Seldom would she charge a group of four or more people. The threat to her and hers was perceived as too great to overcome and she would run away. That was why the park suggested backpackers never hike alone.

The bear under discussion had been surprised by two hikers, charged them, mauled them-"Couldn't be too bad," Joan said, "they walked out"-then fled up the trail and smack into unfortunate hiker number three.

"Nobody died," Joan pointed out. "If the bear wanted them dead, they'd be dead. If the bear wanted to eat them, they'd be dragged off and eaten, their remains cached in a shallow hole and covered over for later. Ergo,the bear did not want to kill them. Ergo, the bear did not want to eat them."

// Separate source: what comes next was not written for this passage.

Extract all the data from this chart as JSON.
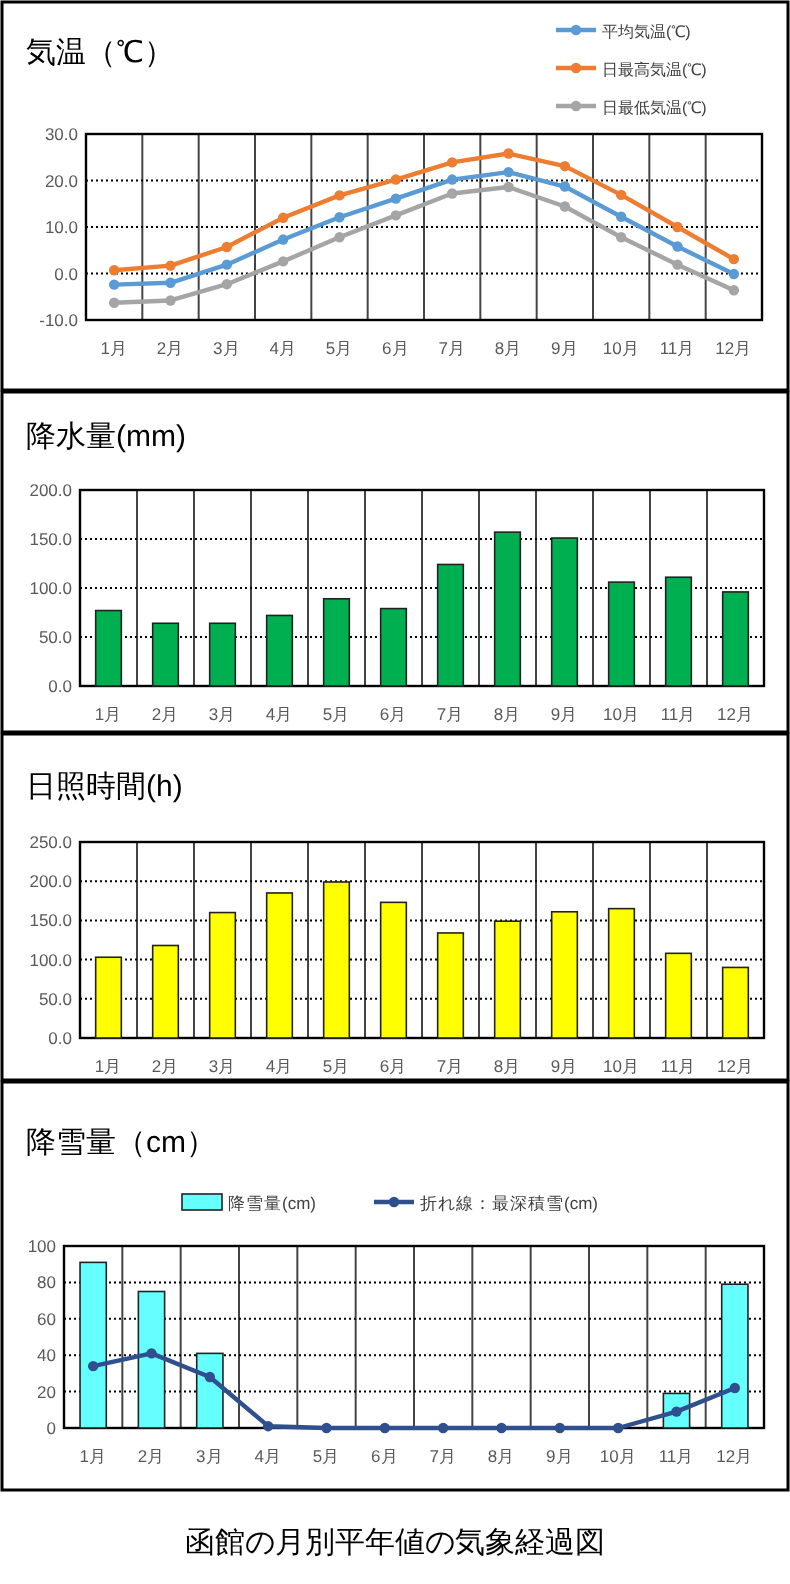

From the look on Rory's face, all he'd heard was "kill them and eat them." Since they'd been on the trail he'd been peering into the woods like a man being stalked.

If a bear had been watching or following, there was no doubt in Anna's mind that they'd never know it was there. Because Glacier was blessed with a heavy snowpack in winter and afternoon rains throughout the short summer, it lacked the open, cathedral aspect of the woods on the eastern slope of the Sierra or the southern tip of the Cascades. In Glacier, the forest floor was thick with dead and down trees, never burned, never logged, fallen in places as thick as pick-up sticks in the child's game. Fern, huckleberry, bearberry, service berry, the shoulder-high broad-leafed thimbleberry, and a plethora of plants Anna couldn't put a name to, tangled in the cross-hatching of rotting timber.